Retired teacher, Mr Edmund Rodrigues, 80, reflects on what racial harmony means to him and his family.

  • 12 Jul 2022
Edmund Rodrigues holding an old portrait of himself

Mr Edmund Rodrigues, holding an old portrait of him in his 20s, outside his house.

Edmund was only seven years old when he witnessed his first riot, the Maria Hertogh riot in December 1950. He and his siblings were preparing for bed when their neighbour screamed of imminent danger. 

“We realised that people were rioting in the direction of our house. So we quickly bolted the house down, shaking in fear. My parents, two sisters, and myself didn’t have much to defend ourselves with,” Edmund recounts. 

That was the first time Edmund came across the word “curfew”, and to date, he remembers the events so vividly.

The peace that ensued for years

In 1955, the Rodrigues family moved to the Siglap area, which was then right next to a Malay Kampung. 

“The head of the kampung, Encik Sulaiman, gifted us with a banana tree seedling, as a gesture of welcoming our family into the community,” he recalls fondly.

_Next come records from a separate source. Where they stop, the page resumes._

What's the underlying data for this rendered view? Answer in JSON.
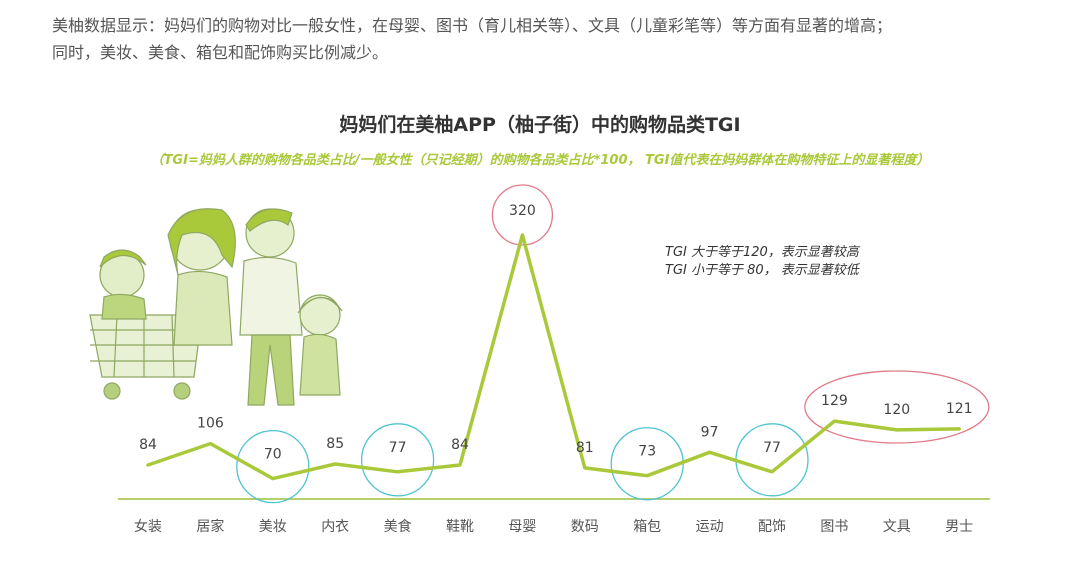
{
  "intro": {
    "line1": "美柚数据显示：妈妈们的购物对比一般女性，在母婴、图书（育儿相关等）、文具（儿童彩笔等）等方面有显著的增高；",
    "line2": "同时，美妆、美食、箱包和配饰购买比例减少。"
  },
  "notes": {
    "line1": "TGI 大于等于120，表示显著较高",
    "line2": "TGI 小于等于 80， 表示显著较低"
  },
  "colors": {
    "line": "#a9c93a",
    "axis": "#9fbf3a",
    "circle_low": "#4fc3d0",
    "circle_high": "#e07a8a",
    "label": "#444444"
  },
  "chart_data": {
    "type": "line",
    "title": "妈妈们在美柚APP（柚子街）中的购物品类TGI",
    "subtitle": "（TGI=妈妈人群的购物各品类占比/一般女性（只记经期）的购物各品类占比*100， TGI值代表在妈妈群体在购物特征上的显著程度）",
    "categories": [
      "女装",
      "居家",
      "美妆",
      "内衣",
      "美食",
      "鞋靴",
      "母婴",
      "数码",
      "箱包",
      "运动",
      "配饰",
      "图书",
      "文具",
      "男士"
    ],
    "values": [
      84,
      106,
      70,
      85,
      77,
      84,
      320,
      81,
      73,
      97,
      77,
      129,
      120,
      121
    ],
    "highlight_low": [
      "美妆",
      "美食",
      "箱包",
      "配饰"
    ],
    "highlight_high": [
      "母婴",
      "图书",
      "文具",
      "男士"
    ],
    "grid": false,
    "legend": "none"
  }
}
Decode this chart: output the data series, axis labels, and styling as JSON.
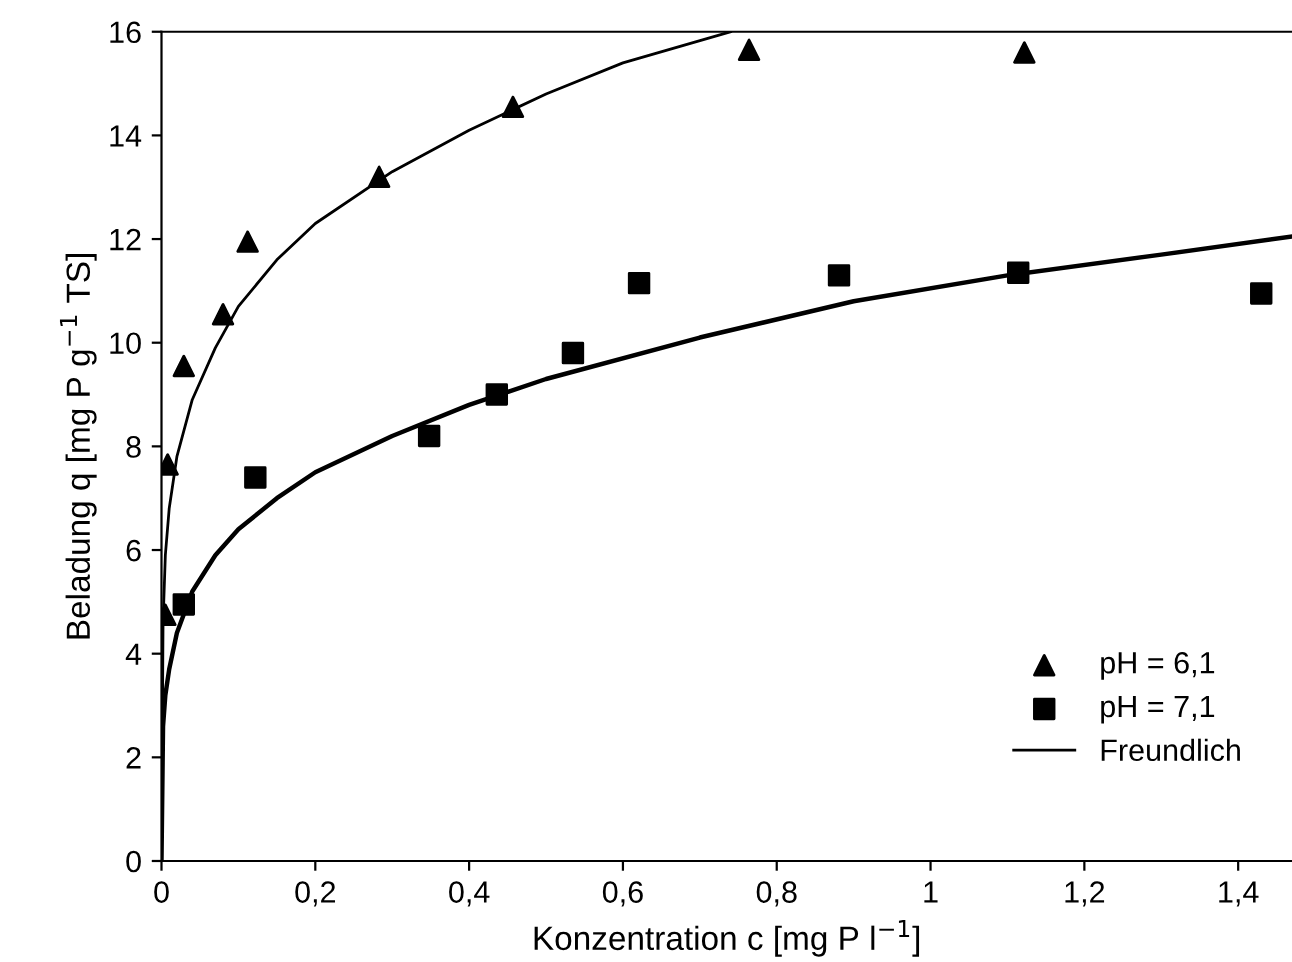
{
  "chart_data": {
    "type": "scatter",
    "xlabel": "Konzentration c [mg P l$^{−1}$]",
    "ylabel": "Beladung q [mg P g$^{−1}$ TS]",
    "xlim": [
      0,
      1.47
    ],
    "ylim": [
      0,
      16
    ],
    "xticks": [
      0,
      {
        "value": 0.2,
        "label": "0,2"
      },
      {
        "value": 0.4,
        "label": "0,4"
      },
      {
        "value": 0.6,
        "label": "0,6"
      },
      {
        "value": 0.8,
        "label": "0,8"
      },
      1,
      {
        "value": 1.2,
        "label": "1,2"
      },
      {
        "value": 1.4,
        "label": "1,4"
      }
    ],
    "yticks": [
      0,
      2,
      4,
      6,
      8,
      10,
      12,
      14,
      16
    ],
    "grid": false,
    "legend": "bottom right",
    "series": [
      {
        "name": "pH = 6,1",
        "marker": "triangle",
        "color": "#000000",
        "x": [
          0.005,
          0.008,
          0.029,
          0.08,
          0.112,
          0.283,
          0.457,
          0.764,
          1.122
        ],
        "values": [
          4.75,
          7.65,
          9.55,
          10.55,
          11.95,
          13.2,
          14.55,
          15.65,
          15.6
        ]
      },
      {
        "name": "pH = 7,1",
        "marker": "square",
        "color": "#000000",
        "x": [
          0.029,
          0.122,
          0.348,
          0.436,
          0.535,
          0.621,
          0.881,
          1.114,
          1.43
        ],
        "values": [
          4.95,
          7.4,
          8.2,
          9.0,
          9.8,
          11.15,
          11.3,
          11.35,
          10.95
        ]
      },
      {
        "name": "Freundlich",
        "type": "line",
        "marker": "none",
        "line_style": "solid",
        "color": "#000000",
        "x": [
          0,
          0.002,
          0.005,
          0.01,
          0.02,
          0.04,
          0.07,
          0.1,
          0.15,
          0.2,
          0.3,
          0.4,
          0.5,
          0.6,
          0.74
        ],
        "values": [
          0,
          4.6,
          5.9,
          6.8,
          7.8,
          8.9,
          9.9,
          10.7,
          11.6,
          12.3,
          13.3,
          14.1,
          14.8,
          15.4,
          16.0
        ]
      },
      {
        "type": "line",
        "marker": "none",
        "line_style": "solid",
        "color": "#000000",
        "x": [
          0,
          0.002,
          0.005,
          0.01,
          0.02,
          0.04,
          0.07,
          0.1,
          0.15,
          0.2,
          0.3,
          0.4,
          0.5,
          0.7,
          0.9,
          1.1,
          1.3,
          1.47
        ],
        "values": [
          0,
          2.6,
          3.2,
          3.7,
          4.4,
          5.2,
          5.9,
          6.4,
          7.0,
          7.5,
          8.2,
          8.8,
          9.3,
          10.1,
          10.8,
          11.3,
          11.7,
          12.05
        ]
      }
    ]
  }
}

According to Edmund, all the neighbouring families, regardless of race and religion, helped each other out and acted like one family unit. 

“When my friends and I wanted to go to parties at night, we would negotiate with one of the pakciks (i.e. uncles) to help ferry us there and back - sometimes secretly!” he laughs.
Edmund Rodrigues outside his house

Edmund, now 80, fondly recounts his interactions with the kampung neighbours.

The 1964 racial riots

What was meant to be a joyous year of marriage and new beginnings for Edmund became a vividly terrifying memory for him and his family. One afternoon, Edmund’s mother yelled frantically for him to drive to town to rescue his younger sister who was stuck in the area. 

After reaching his sister’s office, they could not get a hold of her, and suspected that she had already found her escape. Edmund’s mother then decided that they needed to drop by CHIJ St Nicholas (now CHIJMES), where she was teaching, to warn the nuns about the situation. 

Edmund’s mother returned from the school with a little girl in tow, who had been waiting for her parents to pick her, but they never showed up. Her worry was that the little girl lived in Geylang, which was at the heart of the riots at that time. 

Edmund recalls,"It was utter chaos. People were hurling rocks at our car, cars were driving in different directions, and other people were running for their lives… We even passed by a corpse." 

Thankfully, they managed to get the little girl home safely. 

Back home, when the news broke that the riots were happening, Encik Sulaiman went from house to house, assuring the families that they were safe, and that “only over his dead body would the rioters be able to reach the Eurasian families staying in the area.”

Edmund recalls that these are words he would hold dear forever.

On what racial harmony means to him

Having experienced the riots, Edmund does not take racial harmony for granted.  He remembers an incident when his young daughter wanted to have a coconut, and instead of buying one off the streets, he told his daughter to go to the fence and ask the makcik (i.e. aunty) for a coconut from her coconut tree. 

“Sometimes, it is about finding the opportunities to further the good relations which already exist,” he laughs, recalling the look on his daughter’s face when she really got her coconut.

Edmund adds that “the sensitivities of other races have to be ingrained in everyone, and we must have a climate of respect for all races.”